The SR latch represents ONE BIT of memory. Here essentially, when an electrical signal is received at the Set (S) terminal, 1 bit of memory is stored. The Set (S) terminal is electrical supply side.
The Reset (R) terminal is the 0V terminal meaning when this terminal is high (set to 1), no memory is stored.
Hence, given the simplicity of their design, volatile memory tend to be very fast and hence are the choice for primary RAM (as mentioned 25.6 GB/s transfer speed for DDR4).
On the other hand, you have the non-volatile memory such as Hard Disks. These use spinning magnetic platters. Given their mechanical nature, they are very slow. In order to store or retrieve data, the header first has to move, locate the right disk platter and then the right track and then the right sector.
By the time a hard disk can store a single bit of data, a RAM could have stored millions of bits already.
If a CPU was to use a Hard Disk as the primary drive, then performing a simple task such as opening a file would take hours.

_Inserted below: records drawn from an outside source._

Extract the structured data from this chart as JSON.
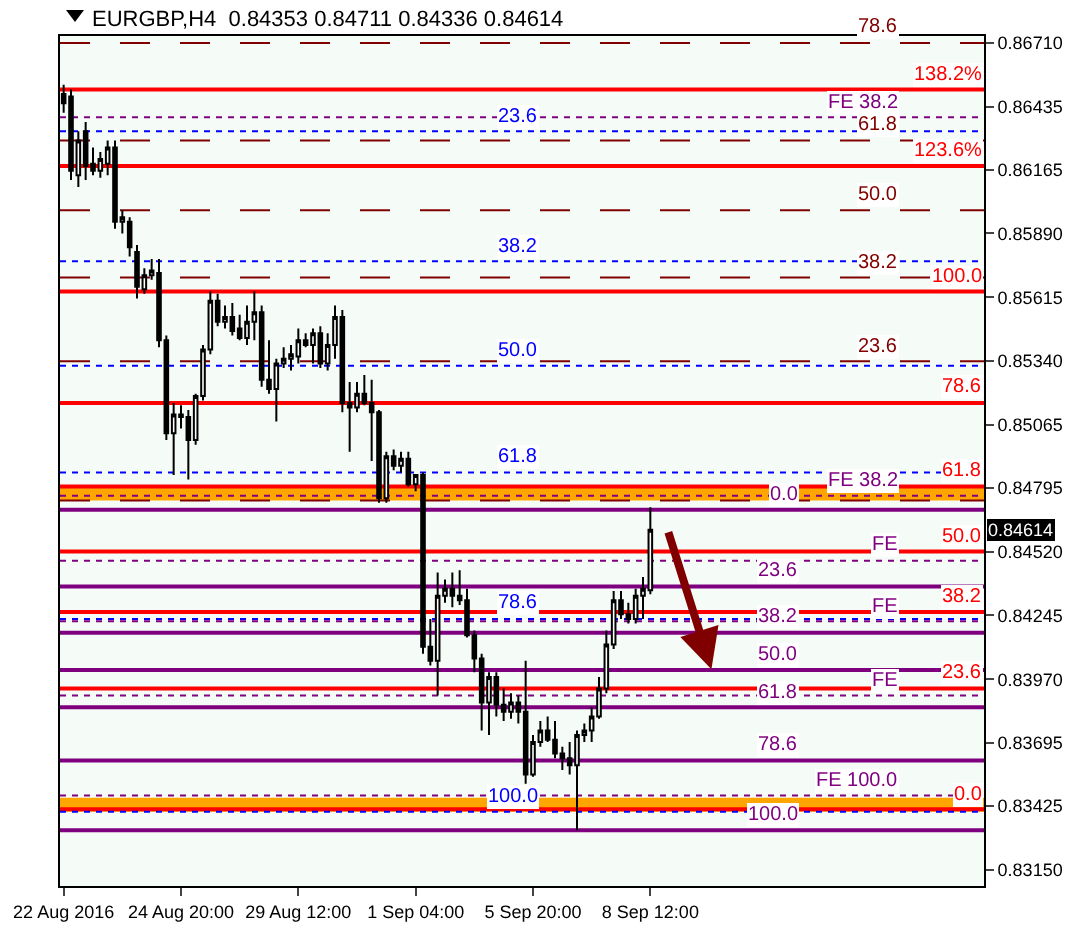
{
  "chart_data": {
    "type": "candlestick",
    "title": "EURGBP,H4  0.84353 0.84711 0.84336 0.84614",
    "categories": [
      "22 Aug 2016",
      null,
      null,
      null,
      null,
      null,
      null,
      null,
      null,
      null,
      null,
      null,
      null,
      null,
      null,
      null,
      "24 Aug 20:00",
      null,
      null,
      null,
      null,
      null,
      null,
      null,
      null,
      null,
      null,
      null,
      null,
      null,
      null,
      null,
      "29 Aug 12:00",
      null,
      null,
      null,
      null,
      null,
      null,
      null,
      null,
      null,
      null,
      null,
      null,
      null,
      null,
      null,
      "1 Sep 04:00",
      null,
      null,
      null,
      null,
      null,
      null,
      null,
      null,
      null,
      null,
      null,
      null,
      null,
      null,
      null,
      "5 Sep 20:00",
      null,
      null,
      null,
      null,
      null,
      null,
      null,
      null,
      null,
      null,
      null,
      null,
      null,
      null,
      null,
      "8 Sep 12:00",
      null,
      null,
      null,
      null,
      null,
      null,
      null,
      null,
      null,
      null,
      null,
      null,
      null,
      null,
      null,
      null,
      null,
      null,
      null,
      null,
      null,
      null,
      null,
      null,
      null,
      null,
      null,
      null,
      null,
      null,
      null,
      null,
      null,
      null,
      null,
      null,
      null,
      null,
      null,
      null,
      null,
      null,
      null,
      null,
      null
    ],
    "ohlc": [
      [
        0.8649,
        0.8653,
        0.8641,
        0.8645
      ],
      [
        0.8648,
        0.8651,
        0.8612,
        0.8616
      ],
      [
        0.8614,
        0.8633,
        0.8609,
        0.8629
      ],
      [
        0.8633,
        0.8637,
        0.8612,
        0.8618
      ],
      [
        0.8619,
        0.8626,
        0.8614,
        0.8616
      ],
      [
        0.8616,
        0.8624,
        0.8613,
        0.8621
      ],
      [
        0.8619,
        0.8629,
        0.8614,
        0.8626
      ],
      [
        0.8626,
        0.8629,
        0.8591,
        0.8594
      ],
      [
        0.8594,
        0.8599,
        0.8589,
        0.8596
      ],
      [
        0.8594,
        0.8596,
        0.8579,
        0.8583
      ],
      [
        0.8581,
        0.8584,
        0.8561,
        0.8566
      ],
      [
        0.8565,
        0.8574,
        0.8563,
        0.8571
      ],
      [
        0.8571,
        0.8578,
        0.8569,
        0.8573
      ],
      [
        0.8572,
        0.8578,
        0.854,
        0.8543
      ],
      [
        0.8543,
        0.8545,
        0.85,
        0.8503
      ],
      [
        0.8503,
        0.8516,
        0.8485,
        0.8511
      ],
      [
        0.8511,
        0.8515,
        0.8505,
        0.851
      ],
      [
        0.851,
        0.8513,
        0.8483,
        0.85
      ],
      [
        0.85,
        0.852,
        0.8498,
        0.8519
      ],
      [
        0.8519,
        0.8541,
        0.8517,
        0.8539
      ],
      [
        0.8539,
        0.8564,
        0.8537,
        0.856
      ],
      [
        0.856,
        0.8563,
        0.8549,
        0.8551
      ],
      [
        0.8551,
        0.8558,
        0.8548,
        0.8553
      ],
      [
        0.8553,
        0.8559,
        0.8545,
        0.8547
      ],
      [
        0.8548,
        0.8554,
        0.8543,
        0.8544
      ],
      [
        0.8544,
        0.8558,
        0.8541,
        0.8551
      ],
      [
        0.8551,
        0.8564,
        0.8543,
        0.8555
      ],
      [
        0.8555,
        0.8558,
        0.8523,
        0.8526
      ],
      [
        0.8526,
        0.8543,
        0.852,
        0.8522
      ],
      [
        0.8522,
        0.8535,
        0.8508,
        0.8533
      ],
      [
        0.8533,
        0.854,
        0.8531,
        0.8535
      ],
      [
        0.8535,
        0.8541,
        0.853,
        0.8537
      ],
      [
        0.8536,
        0.8548,
        0.8533,
        0.8543
      ],
      [
        0.8543,
        0.8546,
        0.854,
        0.8541
      ],
      [
        0.8541,
        0.8548,
        0.8533,
        0.8546
      ],
      [
        0.8546,
        0.8549,
        0.8531,
        0.8533
      ],
      [
        0.8533,
        0.8546,
        0.853,
        0.8541
      ],
      [
        0.8541,
        0.8558,
        0.8535,
        0.8553
      ],
      [
        0.8553,
        0.8556,
        0.8512,
        0.8516
      ],
      [
        0.8516,
        0.8525,
        0.8495,
        0.8514
      ],
      [
        0.8514,
        0.8525,
        0.8512,
        0.852
      ],
      [
        0.852,
        0.8528,
        0.8515,
        0.8516
      ],
      [
        0.8516,
        0.8526,
        0.8491,
        0.8512
      ],
      [
        0.8512,
        0.8513,
        0.8473,
        0.8475
      ],
      [
        0.8475,
        0.8495,
        0.8473,
        0.8493
      ],
      [
        0.8493,
        0.8496,
        0.8487,
        0.8489
      ],
      [
        0.8489,
        0.8495,
        0.8486,
        0.8492
      ],
      [
        0.8492,
        0.8495,
        0.848,
        0.8481
      ],
      [
        0.8481,
        0.8485,
        0.8478,
        0.8485
      ],
      [
        0.8485,
        0.8486,
        0.8408,
        0.8411
      ],
      [
        0.8411,
        0.8423,
        0.8403,
        0.8405
      ],
      [
        0.8405,
        0.8443,
        0.839,
        0.8433
      ],
      [
        0.8433,
        0.844,
        0.843,
        0.8436
      ],
      [
        0.8436,
        0.8443,
        0.8428,
        0.8433
      ],
      [
        0.8433,
        0.8444,
        0.8429,
        0.8431
      ],
      [
        0.8431,
        0.8436,
        0.8415,
        0.8416
      ],
      [
        0.8416,
        0.8418,
        0.84,
        0.8406
      ],
      [
        0.8406,
        0.8408,
        0.8375,
        0.8387
      ],
      [
        0.8387,
        0.84,
        0.8373,
        0.8398
      ],
      [
        0.8398,
        0.84,
        0.8381,
        0.8386
      ],
      [
        0.8386,
        0.8393,
        0.8379,
        0.8383
      ],
      [
        0.8383,
        0.8391,
        0.838,
        0.8387
      ],
      [
        0.8387,
        0.839,
        0.8378,
        0.8383
      ],
      [
        0.8383,
        0.8405,
        0.8352,
        0.8356
      ],
      [
        0.8356,
        0.8373,
        0.8355,
        0.837
      ],
      [
        0.837,
        0.8379,
        0.8368,
        0.8375
      ],
      [
        0.8375,
        0.8381,
        0.837,
        0.8371
      ],
      [
        0.8371,
        0.8379,
        0.8363,
        0.8365
      ],
      [
        0.8365,
        0.8368,
        0.8358,
        0.8363
      ],
      [
        0.8363,
        0.837,
        0.8356,
        0.836
      ],
      [
        0.836,
        0.8375,
        0.8332,
        0.8373
      ],
      [
        0.8373,
        0.8378,
        0.837,
        0.8375
      ],
      [
        0.8375,
        0.8385,
        0.837,
        0.8381
      ],
      [
        0.8381,
        0.8398,
        0.838,
        0.8393
      ],
      [
        0.8393,
        0.8418,
        0.8391,
        0.8412
      ],
      [
        0.8412,
        0.8435,
        0.841,
        0.8431
      ],
      [
        0.8431,
        0.8435,
        0.8423,
        0.8425
      ],
      [
        0.8425,
        0.843,
        0.8421,
        0.8423
      ],
      [
        0.8423,
        0.8436,
        0.8421,
        0.8433
      ],
      [
        0.8433,
        0.8441,
        0.8423,
        0.8436
      ],
      [
        0.84353,
        0.84711,
        0.84336,
        0.84614
      ],
      null,
      null,
      null,
      null,
      null,
      null,
      null,
      null,
      null,
      null,
      null,
      null,
      null,
      null,
      null,
      null,
      null,
      null,
      null,
      null,
      null,
      null,
      null,
      null,
      null,
      null,
      null,
      null,
      null,
      null,
      null,
      null,
      null,
      null,
      null,
      null,
      null,
      null,
      null,
      null,
      null,
      null,
      null,
      null,
      null
    ],
    "ylim": [
      0.8308,
      0.8674
    ],
    "yticks": [
      {
        "value": 0.8671,
        "label": "0.86710"
      },
      0.86435,
      0.86165,
      {
        "value": 0.8589,
        "label": "0.85890"
      },
      0.85615,
      {
        "value": 0.8534,
        "label": "0.85340"
      },
      0.85065,
      0.84795,
      {
        "value": 0.8452,
        "label": "0.84520"
      },
      0.84245,
      {
        "value": 0.8397,
        "label": "0.83970"
      },
      0.83695,
      0.83425,
      {
        "value": 0.8315,
        "label": "0.83150"
      }
    ],
    "ref_lines": [
      {
        "axis": "y",
        "value": 0.8671,
        "color": "#800000",
        "line_style": "dashed"
      },
      {
        "axis": "y",
        "value": 0.8629,
        "color": "#800000",
        "line_style": "dashed"
      },
      {
        "axis": "y",
        "value": 0.8599,
        "color": "#800000",
        "line_style": "dashed"
      },
      {
        "axis": "y",
        "value": 0.857,
        "color": "#800000",
        "line_style": "dashed"
      },
      {
        "axis": "y",
        "value": 0.8534,
        "color": "#800000",
        "line_style": "dashed"
      },
      {
        "axis": "y",
        "value": 0.8474,
        "color": "#800000",
        "line_style": "dashed"
      },
      {
        "axis": "y",
        "value": 0.8651,
        "color": "#ff0000",
        "line_style": "solid"
      },
      {
        "axis": "y",
        "value": 0.8618,
        "color": "#ff0000",
        "line_style": "solid"
      },
      {
        "axis": "y",
        "value": 0.8564,
        "color": "#ff0000",
        "line_style": "solid"
      },
      {
        "axis": "y",
        "value": 0.8516,
        "color": "#ff0000",
        "line_style": "solid"
      },
      {
        "axis": "y",
        "value": 0.848,
        "color": "#ff0000",
        "line_style": "solid"
      },
      {
        "axis": "y",
        "value": 0.8452,
        "color": "#ff0000",
        "line_style": "solid"
      },
      {
        "axis": "y",
        "value": 0.8426,
        "color": "#ff0000",
        "line_style": "solid"
      },
      {
        "axis": "y",
        "value": 0.8393,
        "color": "#ff0000",
        "line_style": "solid"
      },
      {
        "axis": "y",
        "value": 0.8341,
        "color": "#ff0000",
        "line_style": "solid"
      },
      {
        "axis": "y",
        "value": 0.8633,
        "color": "#0000ff",
        "line_style": "dotted"
      },
      {
        "axis": "y",
        "value": 0.8577,
        "color": "#0000ff",
        "line_style": "dotted"
      },
      {
        "axis": "y",
        "value": 0.8532,
        "color": "#0000ff",
        "line_style": "dotted"
      },
      {
        "axis": "y",
        "value": 0.8486,
        "color": "#0000ff",
        "line_style": "dotted"
      },
      {
        "axis": "y",
        "value": 0.8423,
        "color": "#0000ff",
        "line_style": "dotted"
      },
      {
        "axis": "y",
        "value": 0.834,
        "color": "#0000ff",
        "line_style": "dotted"
      },
      {
        "axis": "y",
        "value": 0.8639,
        "color": "#800080",
        "line_style": "dotted"
      },
      {
        "axis": "y",
        "value": 0.8476,
        "color": "#800080",
        "line_style": "dotted"
      },
      {
        "axis": "y",
        "value": 0.8448,
        "color": "#800080",
        "line_style": "dotted"
      },
      {
        "axis": "y",
        "value": 0.8422,
        "color": "#800080",
        "line_style": "dotted"
      },
      {
        "axis": "y",
        "value": 0.839,
        "color": "#800080",
        "line_style": "dotted"
      },
      {
        "axis": "y",
        "value": 0.8347,
        "color": "#800080",
        "line_style": "dotted"
      },
      {
        "axis": "y",
        "value": 0.847,
        "color": "#7f007f",
        "line_style": "solid"
      },
      {
        "axis": "y",
        "value": 0.8437,
        "color": "#7f007f",
        "line_style": "solid"
      },
      {
        "axis": "y",
        "value": 0.8417,
        "color": "#7f007f",
        "line_style": "solid"
      },
      {
        "axis": "y",
        "value": 0.8401,
        "color": "#7f007f",
        "line_style": "solid"
      },
      {
        "axis": "y",
        "value": 0.8385,
        "color": "#7f007f",
        "line_style": "solid"
      },
      {
        "axis": "y",
        "value": 0.8362,
        "color": "#7f007f",
        "line_style": "solid"
      },
      {
        "axis": "y",
        "value": 0.8332,
        "color": "#7f007f",
        "line_style": "solid"
      }
    ],
    "bands": [
      {
        "axis": "y",
        "from": 0.8474,
        "to": 0.848,
        "color": "#ffa500"
      },
      {
        "axis": "y",
        "from": 0.834,
        "to": 0.8346,
        "color": "#ffa500"
      }
    ],
    "annotations": [
      {
        "text": "78.6",
        "y": 0.8671
      },
      {
        "text": "61.8",
        "y": 0.8629
      },
      {
        "text": "50.0",
        "y": 0.8599
      },
      {
        "text": "38.2",
        "y": 0.857
      },
      {
        "text": "23.6",
        "y": 0.8534
      },
      {
        "text": "138.2%",
        "y": 0.8651
      },
      {
        "text": "123.6%",
        "y": 0.8618
      },
      {
        "text": "100.0",
        "y": 0.8564
      },
      {
        "text": "78.6",
        "y": 0.8516
      },
      {
        "text": "61.8",
        "y": 0.848
      },
      {
        "text": "50.0",
        "y": 0.8452
      },
      {
        "text": "38.2",
        "y": 0.8426
      },
      {
        "text": "23.6",
        "y": 0.8393
      },
      {
        "text": "0.0",
        "y": 0.8341
      },
      {
        "text": "23.6",
        "y": 0.8633
      },
      {
        "text": "38.2",
        "y": 0.8577
      },
      {
        "text": "50.0",
        "y": 0.8532
      },
      {
        "text": "61.8",
        "y": 0.8486
      },
      {
        "text": "78.6",
        "y": 0.8423
      },
      {
        "text": "100.0",
        "y": 0.834
      },
      {
        "text": "FE 38.2",
        "y": 0.8639
      },
      {
        "text": "FE 38.2",
        "y": 0.8476
      },
      {
        "text": "FE",
        "y": 0.8448
      },
      {
        "text": "FE",
        "y": 0.8422
      },
      {
        "text": "FE",
        "y": 0.839
      },
      {
        "text": "FE 100.0",
        "y": 0.8347
      },
      {
        "text": "0.0",
        "y": 0.847
      },
      {
        "text": "23.6",
        "y": 0.8437
      },
      {
        "text": "38.2",
        "y": 0.8417
      },
      {
        "text": "50.0",
        "y": 0.8401
      },
      {
        "text": "61.8",
        "y": 0.8385
      },
      {
        "text": "78.6",
        "y": 0.8362
      },
      {
        "text": "100.0",
        "y": 0.8332
      },
      {
        "text": "0.84614",
        "y": 0.84614
      }
    ]
  }
}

You also have the SSDs now, which unlike the Hard Disks, are electronic in nature and use a similar principle of latches as the RAMs do. However, given the fact that SSDs have to STORE the data even if the power is switched of, their circuitry is more complex.
Complex circuitry means data processing will take longer. As such even the best SSDs are nowhere close to the speeds of a RAM sticks.
It wouldn’t make sense to have a super fast CPU, only to get seriously bottlenecked by a slow working primary memory.
TLDR; Primary memory CAN be non-volatile. However, since all formats of non-volatile memory at the moment are slow, they are not the best choice for storing temporary data for CPU manipulation.
So why RAM is called volatile memory? It is called volatile memory because it does not retain data when the electrical power is turned off.
But as mentioned, technically RAM can also be non-volatile. However, doing so will make the primary RAM very slow thus bottlenecking the CPU and the rest of the system performance.
Perhaps there will come a time when non-volatile memory type will surpass the performance of volatile memory, but for now RAM remains volatile.